Except for the uninformed, it’s not controversial among liberals or conservatives that North Korea is not a communist nation, except in name.
The really sad part is that that particular outcome would be the best for the rest of the world. NK has sunk so far into a hole of suckitude that erasing the whole place and starting over from scratch is the optimum way to go. Too bad that would mean serious genocide on somebody/somethings part.
Maybe we can get a selective comet strike?
nm dumb post
If there was a devil on my shoulder whispering in my ear, he might say something like “It’s simple! Trade Taiwan for North Korea! Tell the Chinese that you won’t stop their invasion of Taiwan if they won’t stop you from taking out the Kim Dynasty!”

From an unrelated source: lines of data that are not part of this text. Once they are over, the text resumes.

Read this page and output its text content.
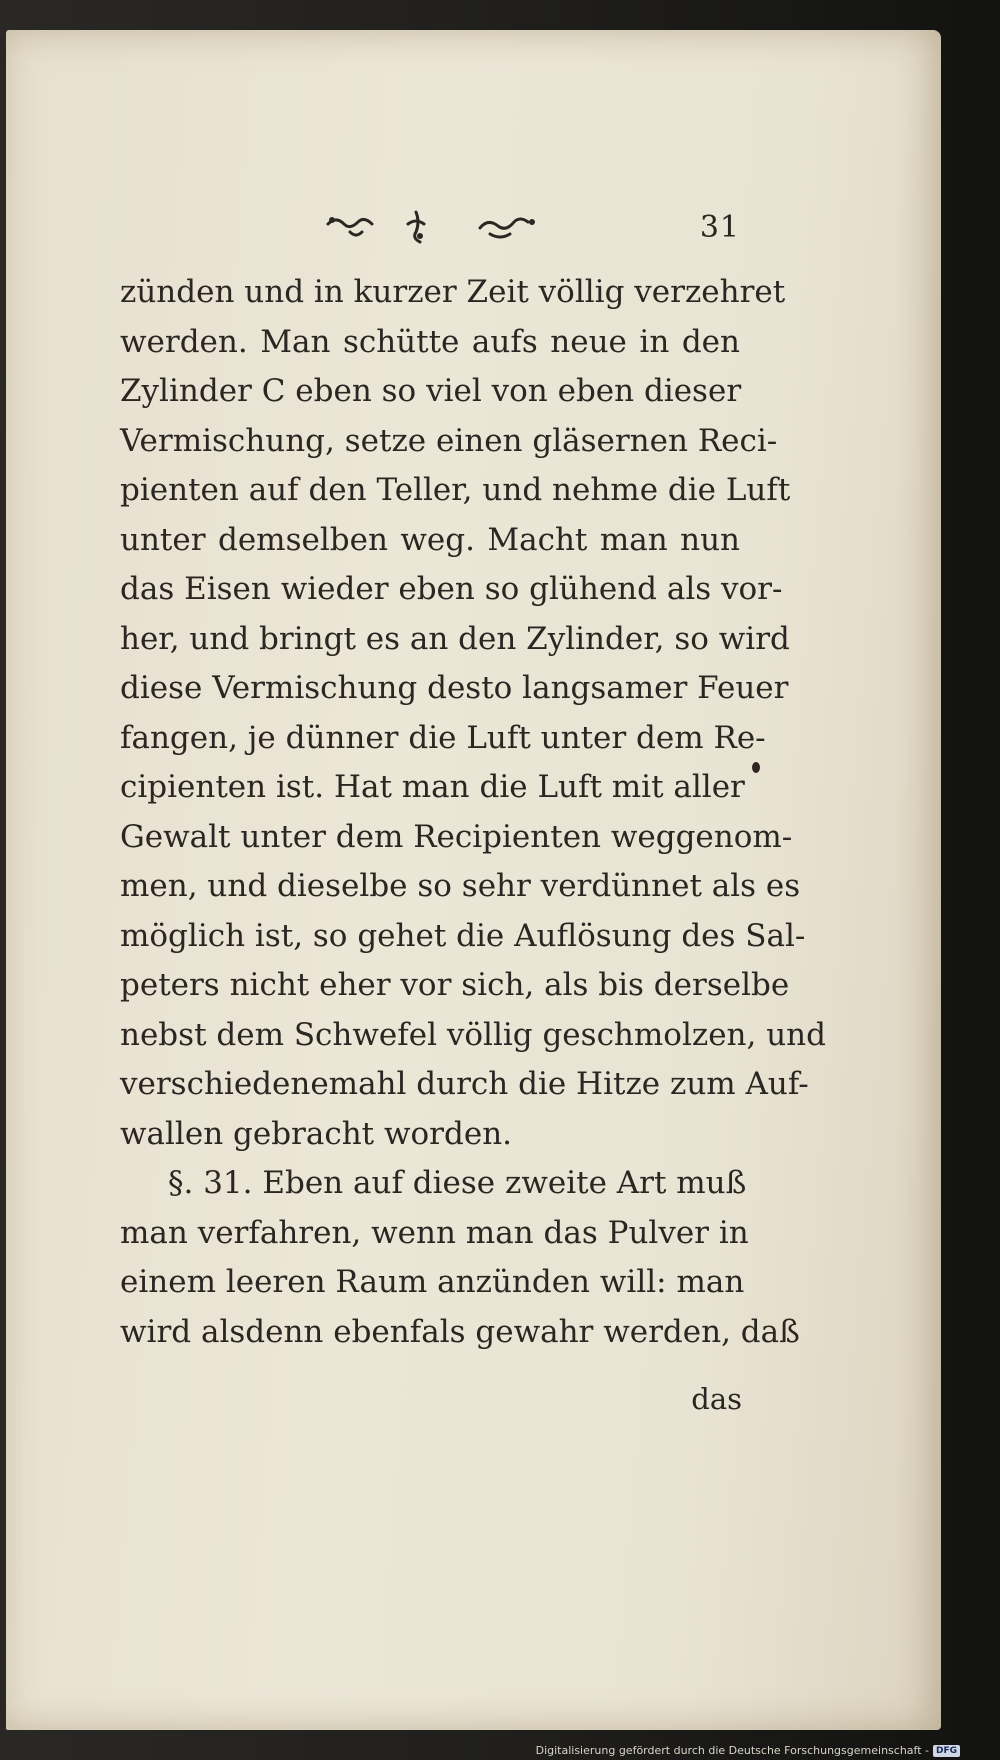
31
zünden und in kurzer Zeit völlig verzehret
werden. Man schütte aufs neue in den
Zylinder C eben so viel von eben dieser
Vermischung, setze einen gläsernen Reci-
pienten auf den Teller, und nehme die Luft
unter demselben weg. Macht man nun
das Eisen wieder eben so glühend als vor-
her, und bringt es an den Zylinder, so wird
diese Vermischung desto langsamer Feuer
fangen, je dünner die Luft unter dem Re-
cipienten ist. Hat man die Luft mit aller
Gewalt unter dem Recipienten weggenom-
men, und dieselbe so sehr verdünnet als es
möglich ist, so gehet die Auflösung des Sal-
peters nicht eher vor sich, als bis derselbe
nebst dem Schwefel völlig geschmolzen, und
verschiedenemahl durch die Hitze zum Auf-
wallen gebracht worden.
§. 31. Eben auf diese zweite Art muß
man verfahren, wenn man das Pulver in
einem leeren Raum anzünden will: man
wird alsdenn ebenfals gewahr werden, daß
das
Digitalisierung gefördert durch die Deutsche Forschungsgemeinschaft - DFG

As much as I hate to side with the devil, it might be a pragmatic way to prevent a nuclear holocaust.
I’m sure the 24 million Taiwanese that live in freedom today will be thrilled to hear you’re offering them up.
You don’t mind if we throw Michigan in to sweeten the pot do you?
That’s why it’s from Satan. But has gloom and doom come to Hong Kong?
Hong Kong was never independant.
Hong Kong knew what was coming decades in advance. It wasn’t foisted on them in an attempt on a Faustian bargain.
I don’t see what advantage this kind of deal has for anybody but China. Nobody actually wants North Korea. We want to see a stable, sane leadership and see to it that the people are fed.
It helps the North Koreans, the South Koreans, the US, and ultimately China in the long run (with short term pain).
Giving up Taiwan to mainland China has no corresponding benefits the other way. It’s an obvious detriment to the Taiwanese and serves no short or long term purpose for the US, South Korea or anybody else except China. It’s basically a bribe. If you’re going to bribe China, there are better ways than tossing millions of people under the bus.
Of course not, but has going from a British colony to Chinese rule been catastrophic? I’m just saying that the only way to neutralize NK is to get the Chinese on board. Perhaps if the US took out Kim, the Chinese would secretly applaud. Perhaps only Satan would offer up Taiwan, but if they would rid us of the Kims it would prevent the deaths of perhaps millions of people.
That’s not even a Faustian bargain. That’s like handing over Park Place to keep someone from building a hotel on Baltic.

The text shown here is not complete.